Dans le même esprit, Vin & Société, qui représente les intérêts de la filière viticole, vient de lancer sa campagne "Un bon vin peut bien attendre neuf mois, par précaution, zéro alcool pendant la grossesse", à destination des femmes enceintes. "Vin & Société n’est pas un acteur de santé publique mais bien un acteur de la prévention, elle est légitime à faire de la prévention y compris dans les territoires. C’est pertinent parce qu’elle est en contact direct avec le consommateur", martèle une porte parole du groupe.
Opportunisme et hypocrisie
Pour Guylaine Benech, consultante en santé publique et spécialiste de prévention alcool, auteure de "Les ados et L’alcool. Comprendre et agir" ( éditions des presses de l’EHESP, 2019), ce genre de rapprochements et campagnes permettent aux alcooliers d'acquérir une image philanthropique et de responsabilité sociale, à peu de frais.
"L’abstinence des femmes pendant leur grossesse n’a pas vraiment d’impact sur leur chiffre d’affaires, note-t-elle. La spécialiste souligne par ailleurs l'opportunisme et l'hypocrisie de la démarche. "Les lobbies de l'alcool se présentent comme des bienfaiteurs de la santé, un comble quand on sait qu'en parallèle, ils bloquent systématiquement l’adoption de mesures de prévention, comme par exemple l’agrandissement du pictogramme d’avertissement pour les femmes enceintes. Et que jamais les marques d’alcool n’ont autant ciblé les femmes, et surtout les jeunes femmes, à travers un marketing toujours plus offensif."
Très peu de professionnels de santé se prêtent à ce genre de rapprochements. "Ce qui se passe actuellement concerne une poignée seulement de professionnels. Il s’agit de personnes relativement isolées, qui agissent en ce sens pour des raisons qui leur appartiennent, éclaire Guylaine Benech. Cela reste un épiphénomène. La grande majorité des médecins ne sont pas dupes et refusent catégoriquement ce genre de rapprochement."
Une information parcellaire et orientée
Au-delà du problème éthique de ces campagnes, le Pr Bérénice Doray en souligne la pauvreté en termes de message de santé publique. "Les alcooliers se donnent bonne conscience en actionnant un levier très limité : les 9 mois de la grossesse avec "zéro alcool", souvent réduits à 6 ou 7 mois quand les femmes ne se découvrent pas enceintes immédiatement", note-t-elle. Le message, important mais simpliste, occulte un point crucial que la science a mis en évidence : le risque entre prise de produits alcoolisés et procréation ne se limite pas au temps de la grossesse. "Ce n’est pas que quand la femme est enceinte qu’il faut éviter l’alcool.

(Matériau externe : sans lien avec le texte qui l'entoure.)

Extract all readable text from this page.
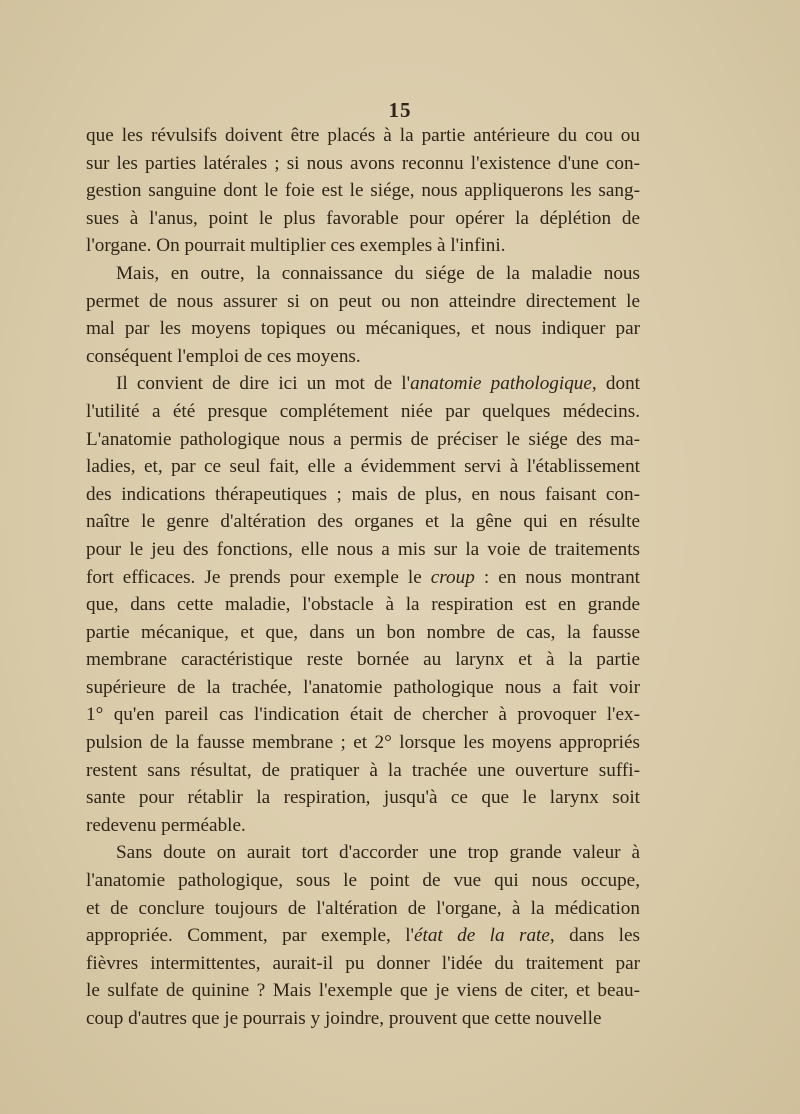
15

que les révulsifs doivent être placés à la partie antérieure du cou ou
sur les parties latérales ; si nous avons reconnu l'existence d'une con-
gestion sanguine dont le foie est le siége, nous appliquerons les sang-
sues à l'anus, point le plus favorable pour opérer la déplétion de
l'organe. On pourrait multiplier ces exemples à l'infini.

Mais, en outre, la connaissance du siége de la maladie nous
permet de nous assurer si on peut ou non atteindre directement le
mal par les moyens topiques ou mécaniques, et nous indiquer par
conséquent l'emploi de ces moyens.

Il convient de dire ici un mot de l'anatomie pathologique, dont
l'utilité a été presque complétement niée par quelques médecins.
L'anatomie pathologique nous a permis de préciser le siége des ma-
ladies, et, par ce seul fait, elle a évidemment servi à l'établissement
des indications thérapeutiques ; mais de plus, en nous faisant con-
naître le genre d'altération des organes et la gêne qui en résulte
pour le jeu des fonctions, elle nous a mis sur la voie de traitements
fort efficaces. Je prends pour exemple le croup : en nous montrant
que, dans cette maladie, l'obstacle à la respiration est en grande
partie mécanique, et que, dans un bon nombre de cas, la fausse
membrane caractéristique reste bornée au larynx et à la partie
supérieure de la trachée, l'anatomie pathologique nous a fait voir
1° qu'en pareil cas l'indication était de chercher à provoquer l'ex-
pulsion de la fausse membrane ; et 2° lorsque les moyens appropriés
restent sans résultat, de pratiquer à la trachée une ouverture suffi-
sante pour rétablir la respiration, jusqu'à ce que le larynx soit
redevenu perméable.

Sans doute on aurait tort d'accorder une trop grande valeur à
l'anatomie pathologique, sous le point de vue qui nous occupe,
et de conclure toujours de l'altération de l'organe, à la médication
appropriée. Comment, par exemple, l'état de la rate, dans les
fièvres intermittentes, aurait-il pu donner l'idée du traitement par
le sulfate de quinine ? Mais l'exemple que je viens de citer, et beau-
coup d'autres que je pourrais y joindre, prouvent que cette nouvelle
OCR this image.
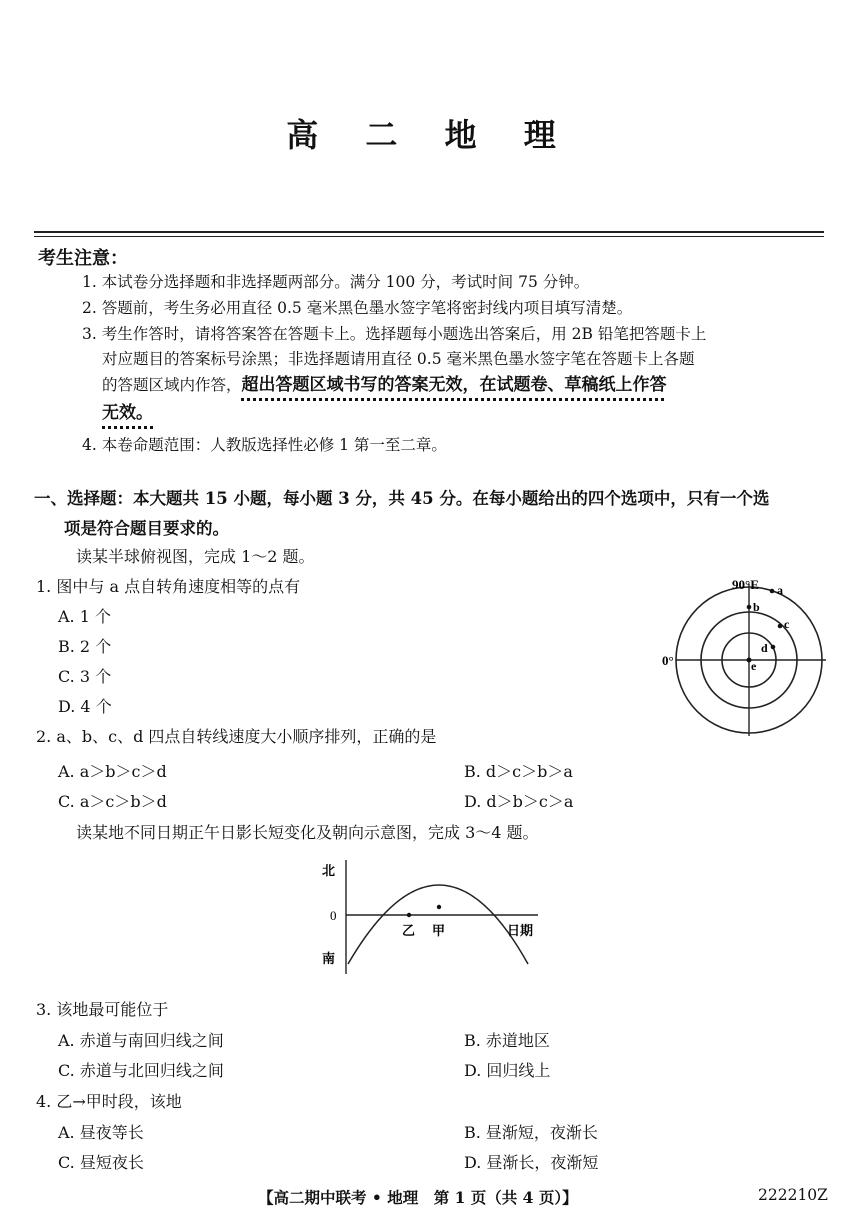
高 二 地 理
考生注意：
1. 本试卷分选择题和非选择题两部分。满分 100 分，考试时间 75 分钟。
2. 答题前，考生务必用直径 0.5 毫米黑色墨水签字笔将密封线内项目填写清楚。
3. 考生作答时，请将答案答在答题卡上。选择题每小题选出答案后，用 2B 铅笔把答题卡上
对应题目的答案标号涂黑；非选择题请用直径 0.5 毫米黑色墨水签字笔在答题卡上各题
的答题区域内作答，超出答题区域书写的答案无效，在试题卷、草稿纸上作答
无效。
4. 本卷命题范围：人教版选择性必修 1 第一至二章。
一、选择题：本大题共 15 小题，每小题 3 分，共 45 分。在每小题给出的四个选项中，只有一个选
项是符合题目要求的。
读某半球俯视图，完成 1～2 题。
1. 图中与 a 点自转角速度相等的点有
A. 1 个
B. 2 个
C. 3 个
D. 4 个
90°E
0°
a
b
c
d
e
2. a、b、c、d 四点自转线速度大小顺序排列，正确的是
A. a＞b＞c＞d	B. d＞c＞b＞a
C. a＞c＞b＞d	D. d＞b＞c＞a
读某地不同日期正午日影长短变化及朝向示意图，完成 3～4 题。
北
0
南
乙 甲	日期
3. 该地最可能位于
A. 赤道与南回归线之间	B. 赤道地区
C. 赤道与北回归线之间	D. 回归线上
4. 乙→甲时段，该地
A. 昼夜等长	B. 昼渐短，夜渐长
C. 昼短夜长	D. 昼渐长，夜渐短
【高二期中联考 • 地理　第 1 页（共 4 页）】	222210Z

On sait désormais que l’alcool, qui agit sur les gènes, peut avoir un effet délétère sur les cellules sexuelles. En clair, dans un projet de grossesse, pour protéger l’enfant à naître, ce sont les deux parents qui devraient arrêter de boire trois, voire six mois avant d’essayer." Une étude chinoise vient d’ailleurs de démontrer le lien entre malformation cardiaque des l’enfant et prise d’alcool du père.
La campagne de Vin & Société contient par ailleurs une contre-vérité scientifique. "Nous avons toute une vie pour nous faire plaisir, mais pendant la grossesse, et en l’absence d’études concordantes, il est recommandé de ne pas consommer d’alcool " déclare Krystel Lepresle, Déléguée générale de Vin & Société, sur le site du groupe d’intérêt. "Il est faux et trompeur de dire qu’il n’y a pas d’études concordantes sur la dangerosité de l’alcool pendant la grossesse. Toutes les études concordent sur le risque. C’est juste que l’on ne peut pas bien déterminer l’importance de ce risque.", alerte la professeure en génétique. La prévention, la vraie, est définitivement un métier.